As a sailor, Mike Zuteck often had observed the way a sail rig twists in the wind. The motion sparked an idea for a new wind-turbine blade that could generate more energy in low-speed wind conditions.
“You learn something from making the boat move better with the wind,” said Zuteck, a wind-energy consultant based in Clear Lake, Texas, who has been racing sailboats since his days on the Massachusetts Institute of Technology’s sailing team in the 1960s. “It’s a thinking you pick up from observing the wind move."
The fiberglass-and-epoxy-resin blade looks like a carving knife that has been curved – or swept – near the tip. The so-called “sweep twist” blade was designed to be more attuned to wind's natural movement, potentially producing more energy in low wind and reducing fatigue loads, or wear and tear, on the blade.
Knight & Carver, which is designing and making the blade, expects to commercialize it later this year. The company hopes the blade will open slower-wind regions currently closed to wind-energy production.
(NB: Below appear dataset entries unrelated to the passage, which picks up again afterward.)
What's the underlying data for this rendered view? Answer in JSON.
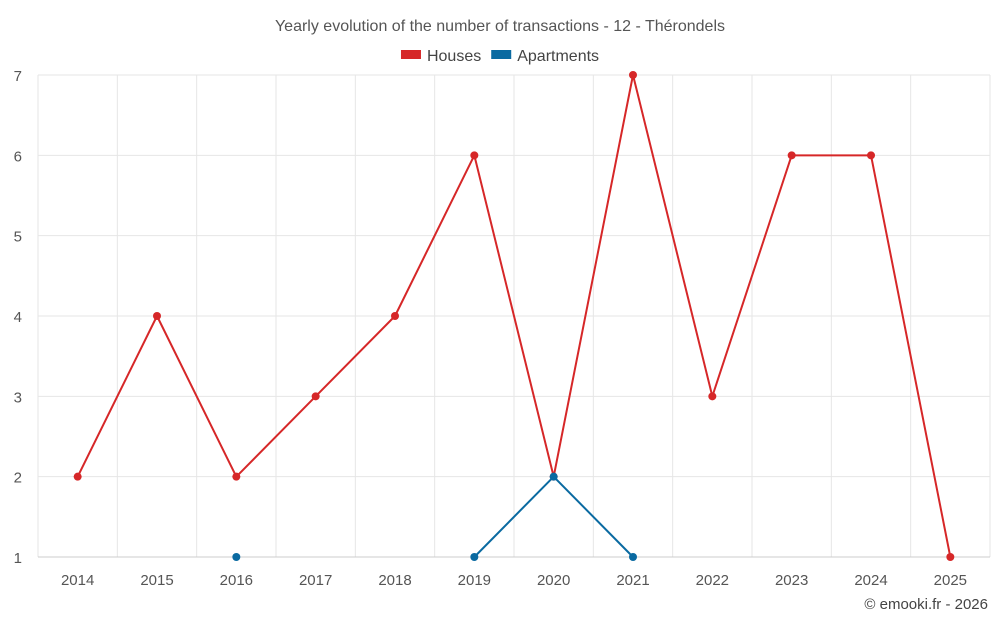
{
  "chart_data": {
    "type": "line",
    "title": "Yearly evolution of the number of transactions - 12 - Thérondels",
    "x": [
      "2014",
      "2015",
      "2016",
      "2017",
      "2018",
      "2019",
      "2020",
      "2021",
      "2022",
      "2023",
      "2024",
      "2025"
    ],
    "ylim": [
      1,
      7
    ],
    "yticks": [
      1,
      2,
      3,
      4,
      5,
      6,
      7
    ],
    "grid": true,
    "legend": "top-center",
    "series": [
      {
        "name": "Houses",
        "color": "#d62728",
        "values": [
          2,
          4,
          2,
          3,
          4,
          6,
          2,
          7,
          3,
          6,
          6,
          1
        ]
      },
      {
        "name": "Apartments",
        "color": "#0a6aa1",
        "values": [
          null,
          null,
          1,
          null,
          null,
          1,
          2,
          1,
          null,
          null,
          null,
          null
        ]
      }
    ]
  },
  "credit": "© emooki.fr - 2026"
}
The company expects the technology to capture 5 to 10 percent more energy in regions with low wind speeds.
Such regions, which have an average wind speed of 5.8 meters per second, measured at a height of 10 meters, are so abundant in the United States that the technology could increase by twentyfold the amount of land that can be used to generate wind energy, according to Sandia National Laboratories, which have tested prototypes.
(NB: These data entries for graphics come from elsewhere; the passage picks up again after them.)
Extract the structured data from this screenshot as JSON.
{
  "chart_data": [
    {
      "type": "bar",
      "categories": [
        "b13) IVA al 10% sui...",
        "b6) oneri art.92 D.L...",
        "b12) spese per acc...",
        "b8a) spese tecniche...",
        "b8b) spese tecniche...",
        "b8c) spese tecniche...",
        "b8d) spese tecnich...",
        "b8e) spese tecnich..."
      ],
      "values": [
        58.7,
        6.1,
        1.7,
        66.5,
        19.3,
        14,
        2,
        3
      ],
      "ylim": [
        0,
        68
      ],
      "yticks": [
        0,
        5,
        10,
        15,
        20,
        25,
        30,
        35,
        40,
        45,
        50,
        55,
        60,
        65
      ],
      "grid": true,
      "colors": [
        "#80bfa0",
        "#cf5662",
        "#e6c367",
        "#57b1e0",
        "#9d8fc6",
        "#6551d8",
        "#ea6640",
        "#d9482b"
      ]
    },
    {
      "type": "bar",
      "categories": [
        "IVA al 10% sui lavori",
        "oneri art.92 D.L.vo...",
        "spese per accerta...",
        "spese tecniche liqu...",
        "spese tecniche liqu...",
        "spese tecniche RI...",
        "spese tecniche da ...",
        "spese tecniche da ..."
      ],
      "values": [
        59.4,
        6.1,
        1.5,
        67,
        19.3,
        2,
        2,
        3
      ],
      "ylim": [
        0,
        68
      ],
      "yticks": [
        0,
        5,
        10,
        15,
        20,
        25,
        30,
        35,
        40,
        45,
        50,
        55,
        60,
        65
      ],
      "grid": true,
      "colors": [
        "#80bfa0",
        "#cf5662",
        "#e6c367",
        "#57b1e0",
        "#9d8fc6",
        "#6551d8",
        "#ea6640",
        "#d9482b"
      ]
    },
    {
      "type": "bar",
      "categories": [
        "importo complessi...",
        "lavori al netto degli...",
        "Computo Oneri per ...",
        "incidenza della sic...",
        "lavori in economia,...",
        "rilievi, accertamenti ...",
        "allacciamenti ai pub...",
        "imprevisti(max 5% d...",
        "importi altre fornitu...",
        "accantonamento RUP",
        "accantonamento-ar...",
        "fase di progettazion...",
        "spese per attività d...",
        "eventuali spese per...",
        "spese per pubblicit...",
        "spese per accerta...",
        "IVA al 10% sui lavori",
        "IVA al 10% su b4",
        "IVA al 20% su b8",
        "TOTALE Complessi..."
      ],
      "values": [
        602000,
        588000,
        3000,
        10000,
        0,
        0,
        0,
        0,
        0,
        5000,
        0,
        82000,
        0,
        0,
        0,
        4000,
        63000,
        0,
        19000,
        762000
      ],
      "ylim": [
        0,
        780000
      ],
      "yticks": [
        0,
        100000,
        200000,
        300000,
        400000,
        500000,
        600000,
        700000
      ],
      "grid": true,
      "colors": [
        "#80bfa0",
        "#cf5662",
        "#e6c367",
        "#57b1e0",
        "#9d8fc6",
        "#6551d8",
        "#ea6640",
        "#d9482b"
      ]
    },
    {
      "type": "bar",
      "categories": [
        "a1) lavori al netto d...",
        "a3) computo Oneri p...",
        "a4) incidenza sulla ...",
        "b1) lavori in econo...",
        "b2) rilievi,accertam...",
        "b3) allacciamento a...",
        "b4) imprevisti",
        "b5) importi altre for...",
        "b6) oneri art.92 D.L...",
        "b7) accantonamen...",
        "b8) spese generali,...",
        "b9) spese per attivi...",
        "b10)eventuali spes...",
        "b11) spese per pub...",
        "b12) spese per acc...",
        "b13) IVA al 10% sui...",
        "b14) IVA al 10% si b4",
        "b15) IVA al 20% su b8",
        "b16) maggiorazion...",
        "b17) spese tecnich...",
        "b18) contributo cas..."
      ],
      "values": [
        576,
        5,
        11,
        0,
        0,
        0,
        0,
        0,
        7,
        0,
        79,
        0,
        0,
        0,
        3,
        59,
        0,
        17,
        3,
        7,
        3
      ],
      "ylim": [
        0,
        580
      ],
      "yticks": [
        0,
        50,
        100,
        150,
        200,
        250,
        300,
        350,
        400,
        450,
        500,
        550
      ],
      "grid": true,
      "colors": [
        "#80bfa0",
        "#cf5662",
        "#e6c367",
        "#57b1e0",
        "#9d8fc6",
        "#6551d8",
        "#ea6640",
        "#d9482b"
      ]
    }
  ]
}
Because slower wind regions often are near areas where power is already loaded onto the grid today, such as in the Midwest, the blade also could reduce the cost of transmission, said Gary Kanaby, director of business development for Knight & Carver.
Tom Ashwill, who leads Sandia’s blade research in Albuquerque, N.M, said the blades will cost about 10 percent more than traditional blades. That might not sound so enticing, but it means existing wind farms with 750-kilowatt turbines that were popular in the 1990s could increase electricity generation just by replacing their worn blades, without having to add more turbines. Knight & Carver plans to target that market initially for retrofitting.
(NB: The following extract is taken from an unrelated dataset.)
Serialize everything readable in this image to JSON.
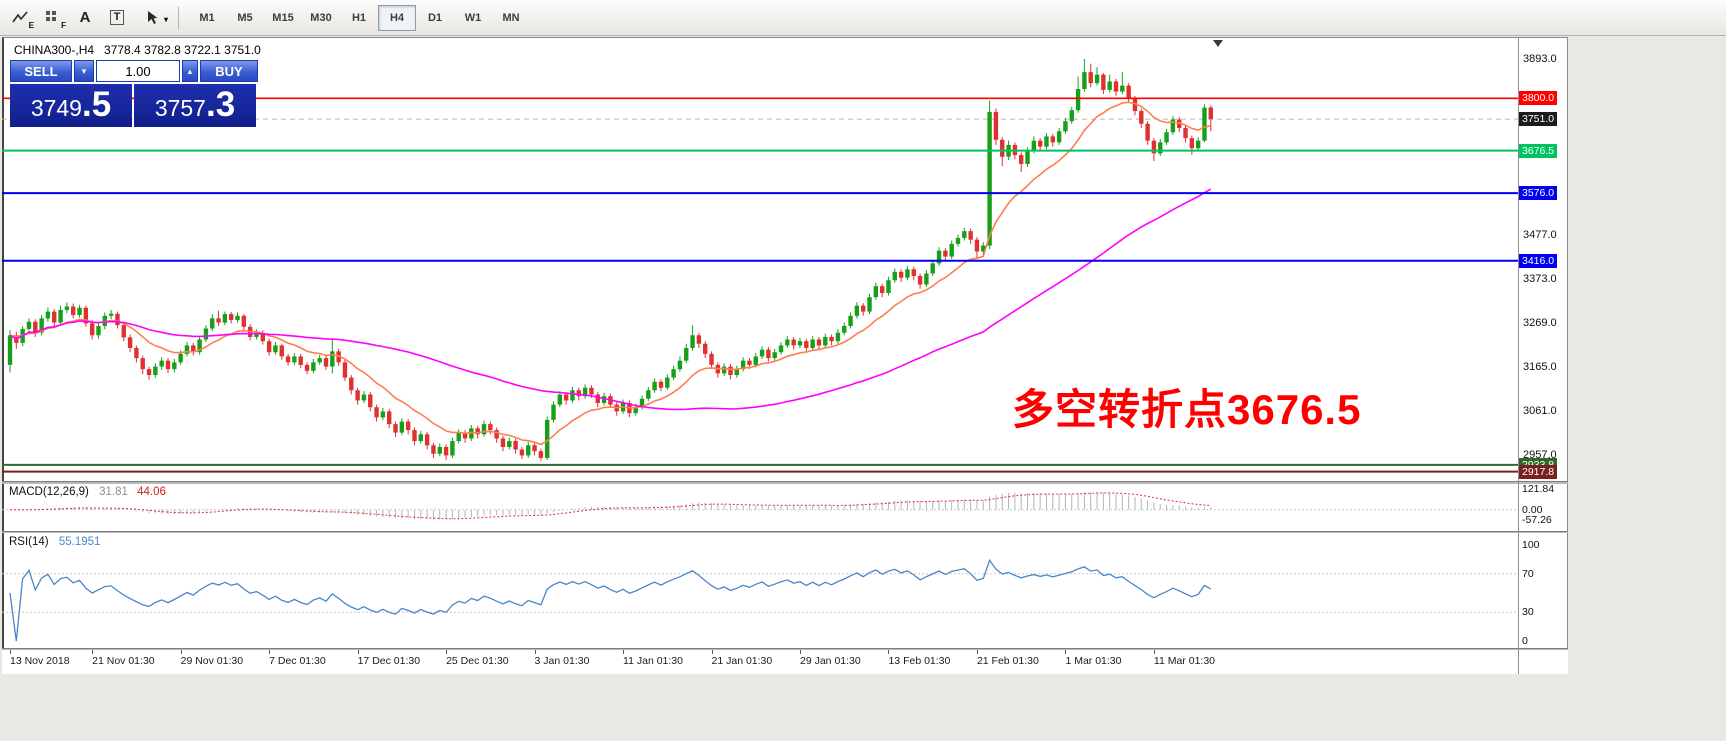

And because blades make up only about 15 percent of the total turbine cost, according to Ashwill, the new and improved blade would increase the overall cost by only 1.5 percent more, making them more cost effective overall.
The idea has gained recognition.
At WindPower 2008 in June, the project was selected as one of the U.S. Department of Energy's top 10 program accomplishments. Knight & Carver also raised $12.5 million in its first round of funding from the Global Environment Fund earlier this year.
Maureen Hand, a senior engineer with the National Renewable Energy Laboratory's National Wind Technology Center in Golden, Colo., called the project “unique,” especially in an environment of rising wind-turbine costs.
“Any increase in energy capture will deliver cost savings and have a positive impact on the industry,” she said.